His teeth gnashed. “To teach you to obey.”
She sobbed. “Be careful! It’s not only me you’re hurting now!”
“Damnation, what are you saying?” He stared at her crouching figure.
“You’re hurting two now.” Letitia enjoyed fooling him. Her tears were now tears of pity for herself.
“Woman, is that true?” he asked. Letitia peered furtively between her fingers, and thought mockingly: “It’s like the last act of a cheap opera.” She nodded with a gesture of pain, and determined to deceive him with the naval officer.
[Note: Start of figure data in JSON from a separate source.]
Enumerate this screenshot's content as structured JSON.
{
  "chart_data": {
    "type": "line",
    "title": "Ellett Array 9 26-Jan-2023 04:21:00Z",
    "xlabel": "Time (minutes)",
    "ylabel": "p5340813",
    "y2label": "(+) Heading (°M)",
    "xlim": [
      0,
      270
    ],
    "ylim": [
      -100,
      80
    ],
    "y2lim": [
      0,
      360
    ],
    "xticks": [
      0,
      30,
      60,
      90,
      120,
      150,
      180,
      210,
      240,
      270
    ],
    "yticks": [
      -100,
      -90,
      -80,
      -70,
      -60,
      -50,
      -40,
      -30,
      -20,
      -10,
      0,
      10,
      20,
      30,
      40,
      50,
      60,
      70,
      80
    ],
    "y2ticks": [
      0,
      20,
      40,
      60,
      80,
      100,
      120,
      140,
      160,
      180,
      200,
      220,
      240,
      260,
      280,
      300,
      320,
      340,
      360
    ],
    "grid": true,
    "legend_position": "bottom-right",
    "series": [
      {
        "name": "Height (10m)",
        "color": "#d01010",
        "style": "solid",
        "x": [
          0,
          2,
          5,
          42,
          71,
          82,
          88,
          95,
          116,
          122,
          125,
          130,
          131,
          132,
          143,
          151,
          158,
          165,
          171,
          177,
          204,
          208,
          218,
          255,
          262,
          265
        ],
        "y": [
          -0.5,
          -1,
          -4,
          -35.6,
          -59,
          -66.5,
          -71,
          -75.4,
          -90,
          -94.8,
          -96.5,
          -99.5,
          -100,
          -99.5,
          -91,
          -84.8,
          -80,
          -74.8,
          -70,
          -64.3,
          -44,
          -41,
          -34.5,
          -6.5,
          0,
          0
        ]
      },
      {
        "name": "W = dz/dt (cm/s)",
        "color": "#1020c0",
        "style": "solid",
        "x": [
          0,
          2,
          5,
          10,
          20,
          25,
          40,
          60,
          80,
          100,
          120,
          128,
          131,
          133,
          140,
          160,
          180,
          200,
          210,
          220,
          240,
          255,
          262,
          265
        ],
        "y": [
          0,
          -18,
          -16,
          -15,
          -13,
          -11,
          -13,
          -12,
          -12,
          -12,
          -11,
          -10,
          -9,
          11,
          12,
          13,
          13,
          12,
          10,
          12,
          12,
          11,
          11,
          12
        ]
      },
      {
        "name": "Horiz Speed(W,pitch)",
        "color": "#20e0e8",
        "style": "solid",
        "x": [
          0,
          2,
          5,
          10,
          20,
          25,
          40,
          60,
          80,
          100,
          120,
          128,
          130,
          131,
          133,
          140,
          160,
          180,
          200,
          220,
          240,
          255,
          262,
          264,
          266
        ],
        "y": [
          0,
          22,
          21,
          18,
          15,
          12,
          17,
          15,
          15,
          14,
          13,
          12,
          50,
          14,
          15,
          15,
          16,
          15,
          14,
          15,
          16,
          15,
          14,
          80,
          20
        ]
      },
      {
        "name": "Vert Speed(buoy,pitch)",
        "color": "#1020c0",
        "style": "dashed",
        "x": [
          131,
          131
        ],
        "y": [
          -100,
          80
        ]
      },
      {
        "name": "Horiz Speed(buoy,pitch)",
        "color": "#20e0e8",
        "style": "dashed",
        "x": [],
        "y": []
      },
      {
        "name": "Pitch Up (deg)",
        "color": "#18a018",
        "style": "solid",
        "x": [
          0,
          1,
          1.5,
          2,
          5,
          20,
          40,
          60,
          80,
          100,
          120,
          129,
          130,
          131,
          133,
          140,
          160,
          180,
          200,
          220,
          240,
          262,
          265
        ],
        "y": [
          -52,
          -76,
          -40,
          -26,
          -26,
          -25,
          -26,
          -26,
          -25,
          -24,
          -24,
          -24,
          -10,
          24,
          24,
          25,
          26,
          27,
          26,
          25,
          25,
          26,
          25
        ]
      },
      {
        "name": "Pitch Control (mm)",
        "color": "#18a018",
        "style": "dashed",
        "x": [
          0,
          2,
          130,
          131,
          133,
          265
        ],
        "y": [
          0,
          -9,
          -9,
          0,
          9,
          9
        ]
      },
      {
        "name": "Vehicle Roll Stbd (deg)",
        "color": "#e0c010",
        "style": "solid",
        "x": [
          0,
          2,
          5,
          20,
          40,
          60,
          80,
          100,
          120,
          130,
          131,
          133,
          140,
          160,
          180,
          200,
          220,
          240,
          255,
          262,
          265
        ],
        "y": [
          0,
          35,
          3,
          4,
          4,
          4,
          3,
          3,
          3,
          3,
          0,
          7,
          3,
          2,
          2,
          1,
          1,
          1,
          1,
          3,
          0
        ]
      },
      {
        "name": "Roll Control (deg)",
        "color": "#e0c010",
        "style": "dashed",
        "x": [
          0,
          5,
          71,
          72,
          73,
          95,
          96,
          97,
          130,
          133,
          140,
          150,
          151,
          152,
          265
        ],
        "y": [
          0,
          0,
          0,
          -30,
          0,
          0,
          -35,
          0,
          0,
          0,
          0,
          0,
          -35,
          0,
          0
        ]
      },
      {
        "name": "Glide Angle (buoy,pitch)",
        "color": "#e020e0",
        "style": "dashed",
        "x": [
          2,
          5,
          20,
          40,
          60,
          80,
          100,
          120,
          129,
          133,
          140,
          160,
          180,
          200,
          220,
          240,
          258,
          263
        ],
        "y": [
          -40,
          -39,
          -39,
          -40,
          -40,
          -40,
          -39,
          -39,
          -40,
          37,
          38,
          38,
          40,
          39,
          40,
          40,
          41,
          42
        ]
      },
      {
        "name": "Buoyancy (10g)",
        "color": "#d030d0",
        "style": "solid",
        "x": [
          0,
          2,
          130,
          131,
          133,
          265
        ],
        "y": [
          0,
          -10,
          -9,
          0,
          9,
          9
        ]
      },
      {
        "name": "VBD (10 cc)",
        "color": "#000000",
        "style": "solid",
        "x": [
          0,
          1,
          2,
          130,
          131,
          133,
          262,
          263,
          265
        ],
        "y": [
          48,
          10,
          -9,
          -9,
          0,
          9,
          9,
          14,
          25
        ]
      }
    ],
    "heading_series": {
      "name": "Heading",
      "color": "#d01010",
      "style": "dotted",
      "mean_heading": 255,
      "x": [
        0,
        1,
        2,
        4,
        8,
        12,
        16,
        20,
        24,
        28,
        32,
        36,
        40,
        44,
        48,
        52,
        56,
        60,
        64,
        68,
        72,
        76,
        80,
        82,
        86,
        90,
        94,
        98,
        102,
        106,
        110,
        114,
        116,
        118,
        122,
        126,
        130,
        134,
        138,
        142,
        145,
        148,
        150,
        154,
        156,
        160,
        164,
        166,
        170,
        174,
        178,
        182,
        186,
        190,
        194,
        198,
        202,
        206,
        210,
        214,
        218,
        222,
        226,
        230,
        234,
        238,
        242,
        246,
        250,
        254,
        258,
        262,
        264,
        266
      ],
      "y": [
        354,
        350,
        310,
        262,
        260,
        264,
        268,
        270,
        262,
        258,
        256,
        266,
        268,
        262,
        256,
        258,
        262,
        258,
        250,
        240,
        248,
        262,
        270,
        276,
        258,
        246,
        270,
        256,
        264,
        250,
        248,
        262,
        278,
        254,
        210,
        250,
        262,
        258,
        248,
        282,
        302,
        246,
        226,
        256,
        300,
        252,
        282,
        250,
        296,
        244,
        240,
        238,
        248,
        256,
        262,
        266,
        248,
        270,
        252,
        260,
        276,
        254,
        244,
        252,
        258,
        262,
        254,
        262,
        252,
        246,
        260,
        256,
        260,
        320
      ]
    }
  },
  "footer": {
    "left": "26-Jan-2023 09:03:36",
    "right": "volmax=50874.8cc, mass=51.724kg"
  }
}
Stephen gave a howl of triumph, danced about, threw himself down beside her, and kissed her arms, her shoulders, and her neck. At the windows and doors appeared Doña Barbara, Esmeralda, Stephen’s brothers, and the servants. He lifted Letitia on his strong shoulders, and carried her about on the verandah. He roared his orders: a feast was to be prepared, an ox slaughtered, champagne to be put on ice.
Letitia had no qualms of conscience. She was glad to have made a fool of him.
When old Gunderam learned the cause of the rejoicing in his house, he chuckled to himself. “Fooled all the same, my sly lawyer man. In spite of the written agreement, you won’t get the Escurial, not for a good while, even if she has a whole litter.” With an unappetizing, broken little comb he smoothed his iron grey beard, and poured eau de Cologne on his head, until his hair, which was still thick, dripped.
But, strangely enough, the lie that Letitia had told in her terror turned out to be the truth. In a few days she was sure. Secretly she was amazed. Every morning she stood before the mirror, and looked at herself with a strange respect and a subtle horror. But she was unchanged. Her mood became gently melancholy, and she threw a kiss to her image in the glass.
Since they were now afraid of crossing her wishes, she was permitted to attend a ball given by Señor and Señora Küchelbäcker, and it was there that she made the formal acquaintance of the naval lieutenant, Friedrich Pestel.